Refined Draft

Refined Draft

Owning Precisely (#33)

How technical writers lose clarity by owning the wrong things

Kevin A. Cornelius's avatar
Gabriel Laskey's avatar
Kevin A. Cornelius and Gabriel Laskey
Dec 24, 2025
∙ Paid

The day started reasonably enough.

At 7:00 a.m., I was on a call with an engineering manager and a lead staff engineer, talking through the high-level goals of updating an aging API. We discussed whether the existing sprawl of .rst files should be consolidated into a single .yml. We sketched a rough order of operations. Nothing unusual. This was squarely in my lane.

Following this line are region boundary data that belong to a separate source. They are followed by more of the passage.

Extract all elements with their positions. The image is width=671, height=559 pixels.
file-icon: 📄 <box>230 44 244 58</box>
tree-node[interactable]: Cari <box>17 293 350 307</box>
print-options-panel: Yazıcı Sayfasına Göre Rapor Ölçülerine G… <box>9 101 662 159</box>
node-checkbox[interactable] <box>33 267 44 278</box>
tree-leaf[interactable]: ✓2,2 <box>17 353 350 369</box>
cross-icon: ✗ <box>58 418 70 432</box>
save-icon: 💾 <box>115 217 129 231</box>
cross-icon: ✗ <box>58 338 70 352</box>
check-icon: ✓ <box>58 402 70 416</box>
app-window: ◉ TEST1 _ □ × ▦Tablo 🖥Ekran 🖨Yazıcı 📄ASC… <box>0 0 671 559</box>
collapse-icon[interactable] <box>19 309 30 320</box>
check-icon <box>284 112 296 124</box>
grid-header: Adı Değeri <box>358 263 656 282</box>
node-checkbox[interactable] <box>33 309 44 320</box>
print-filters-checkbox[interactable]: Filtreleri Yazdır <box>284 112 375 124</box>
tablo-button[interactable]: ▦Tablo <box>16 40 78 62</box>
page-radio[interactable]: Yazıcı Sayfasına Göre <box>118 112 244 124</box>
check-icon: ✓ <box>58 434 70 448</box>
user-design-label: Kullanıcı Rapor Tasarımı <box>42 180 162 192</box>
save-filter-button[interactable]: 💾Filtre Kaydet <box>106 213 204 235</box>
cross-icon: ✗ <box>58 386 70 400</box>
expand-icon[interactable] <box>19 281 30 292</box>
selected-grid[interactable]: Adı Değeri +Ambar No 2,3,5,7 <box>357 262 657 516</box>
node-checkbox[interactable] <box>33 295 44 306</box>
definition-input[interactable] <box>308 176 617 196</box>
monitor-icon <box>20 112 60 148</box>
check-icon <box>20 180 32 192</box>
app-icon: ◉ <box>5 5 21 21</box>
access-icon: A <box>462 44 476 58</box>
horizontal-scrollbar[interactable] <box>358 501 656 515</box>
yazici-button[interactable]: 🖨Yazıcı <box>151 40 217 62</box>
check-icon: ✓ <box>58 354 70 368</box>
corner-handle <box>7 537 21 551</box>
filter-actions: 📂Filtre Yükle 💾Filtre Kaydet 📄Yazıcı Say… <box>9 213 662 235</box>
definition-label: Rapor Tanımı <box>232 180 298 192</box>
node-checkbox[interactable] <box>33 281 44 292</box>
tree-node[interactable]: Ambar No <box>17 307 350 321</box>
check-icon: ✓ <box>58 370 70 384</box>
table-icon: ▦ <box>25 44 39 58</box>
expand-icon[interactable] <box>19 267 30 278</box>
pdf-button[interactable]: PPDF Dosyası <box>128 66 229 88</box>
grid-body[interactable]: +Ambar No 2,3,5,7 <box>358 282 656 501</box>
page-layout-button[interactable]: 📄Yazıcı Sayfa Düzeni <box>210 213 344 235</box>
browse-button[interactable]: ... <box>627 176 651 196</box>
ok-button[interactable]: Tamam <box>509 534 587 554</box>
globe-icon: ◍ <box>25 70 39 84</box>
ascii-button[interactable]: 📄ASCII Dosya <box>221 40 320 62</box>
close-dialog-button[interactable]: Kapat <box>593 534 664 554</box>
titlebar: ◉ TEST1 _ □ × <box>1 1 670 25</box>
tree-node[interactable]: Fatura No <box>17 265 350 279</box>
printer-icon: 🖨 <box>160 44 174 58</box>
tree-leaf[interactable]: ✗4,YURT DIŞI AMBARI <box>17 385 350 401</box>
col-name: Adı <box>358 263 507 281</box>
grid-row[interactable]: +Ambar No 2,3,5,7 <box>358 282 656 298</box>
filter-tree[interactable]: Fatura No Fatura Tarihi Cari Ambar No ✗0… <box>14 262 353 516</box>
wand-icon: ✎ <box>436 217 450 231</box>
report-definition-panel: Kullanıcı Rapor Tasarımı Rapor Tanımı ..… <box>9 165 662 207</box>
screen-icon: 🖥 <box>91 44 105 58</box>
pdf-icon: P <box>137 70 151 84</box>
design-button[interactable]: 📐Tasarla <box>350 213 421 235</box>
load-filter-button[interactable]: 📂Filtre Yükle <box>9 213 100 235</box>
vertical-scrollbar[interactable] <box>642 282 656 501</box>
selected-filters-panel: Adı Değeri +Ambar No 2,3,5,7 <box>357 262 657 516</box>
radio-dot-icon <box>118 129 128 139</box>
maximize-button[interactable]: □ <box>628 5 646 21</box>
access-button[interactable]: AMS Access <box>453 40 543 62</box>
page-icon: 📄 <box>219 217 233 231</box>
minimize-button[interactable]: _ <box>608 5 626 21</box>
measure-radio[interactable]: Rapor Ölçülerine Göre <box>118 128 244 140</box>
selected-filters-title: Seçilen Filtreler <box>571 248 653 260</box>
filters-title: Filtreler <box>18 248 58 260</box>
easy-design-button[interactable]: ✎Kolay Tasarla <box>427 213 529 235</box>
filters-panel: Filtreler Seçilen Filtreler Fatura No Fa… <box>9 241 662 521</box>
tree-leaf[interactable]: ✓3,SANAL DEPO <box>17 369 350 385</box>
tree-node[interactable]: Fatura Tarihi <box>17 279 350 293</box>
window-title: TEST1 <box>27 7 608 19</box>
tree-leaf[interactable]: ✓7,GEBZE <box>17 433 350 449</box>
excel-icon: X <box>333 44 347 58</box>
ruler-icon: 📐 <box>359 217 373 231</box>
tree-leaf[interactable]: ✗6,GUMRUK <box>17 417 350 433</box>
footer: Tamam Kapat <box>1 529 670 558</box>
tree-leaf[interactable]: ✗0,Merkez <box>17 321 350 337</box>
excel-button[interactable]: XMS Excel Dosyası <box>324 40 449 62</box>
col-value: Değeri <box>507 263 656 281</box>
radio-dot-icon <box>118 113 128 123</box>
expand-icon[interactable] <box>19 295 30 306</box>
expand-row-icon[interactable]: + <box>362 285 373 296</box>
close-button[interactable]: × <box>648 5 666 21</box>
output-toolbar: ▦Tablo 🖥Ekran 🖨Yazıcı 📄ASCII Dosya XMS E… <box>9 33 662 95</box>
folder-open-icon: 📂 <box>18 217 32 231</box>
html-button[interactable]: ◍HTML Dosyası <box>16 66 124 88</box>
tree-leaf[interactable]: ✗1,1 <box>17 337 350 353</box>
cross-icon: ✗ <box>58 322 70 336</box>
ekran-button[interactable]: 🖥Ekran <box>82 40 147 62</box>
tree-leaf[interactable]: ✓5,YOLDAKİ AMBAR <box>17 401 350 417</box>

At 8:30, I rolled straight into a content score strategy meeting. The stated goal was to increase product adoption. I listened, asked a few clarifying questions, took notes. Still fine.

At 9:15, a last-minute calendar invite appeared: a product revenue goals meeting. I accepted without thinking. I understood the context. I knew how the product was positioned. I wanted to be useful.

Later that morning, a quick pre-lunch coffee chat with a PM turned into a working lunch. I shared an idea — something a senior leader had mentioned earlier that day — about how the PM might expand the addressable market for his product. He was receptive. The conversation felt productive. Necessary, even.

By early afternoon, I finally sat down to write.

The task was straightforward: a process article explaining how to ingest data into a non-Snowflake data warehouse. A concrete audience. A known workflow. Clear constraints.

But halfway through the introduction, I stalled.

I found myself wondering whether there was a way to increase adoption through more persuasive framing. Whether this doc could do more. Whether the product was being undersold. Whether the introduction should carry some of the strategic weight I’d been hearing all day.

The writing slowed. The sentences softened. The clarity blurred.

Nothing had gone wrong that day.
And yet the writing was worse for it.


Awareness Is Not a Single Thing

Technical writers are exposed to more information than most roles. We sit downstream of strategy and upstream of users. We hear about risk before it materializes. We understand consequences before they become visible.

That level of exposure creates a dangerous assumption: that awareness naturally implies responsibility.

It doesn’t.

There are two fundamentally different ways to hold awareness. Confusing them is how writers lose clarity without realizing it.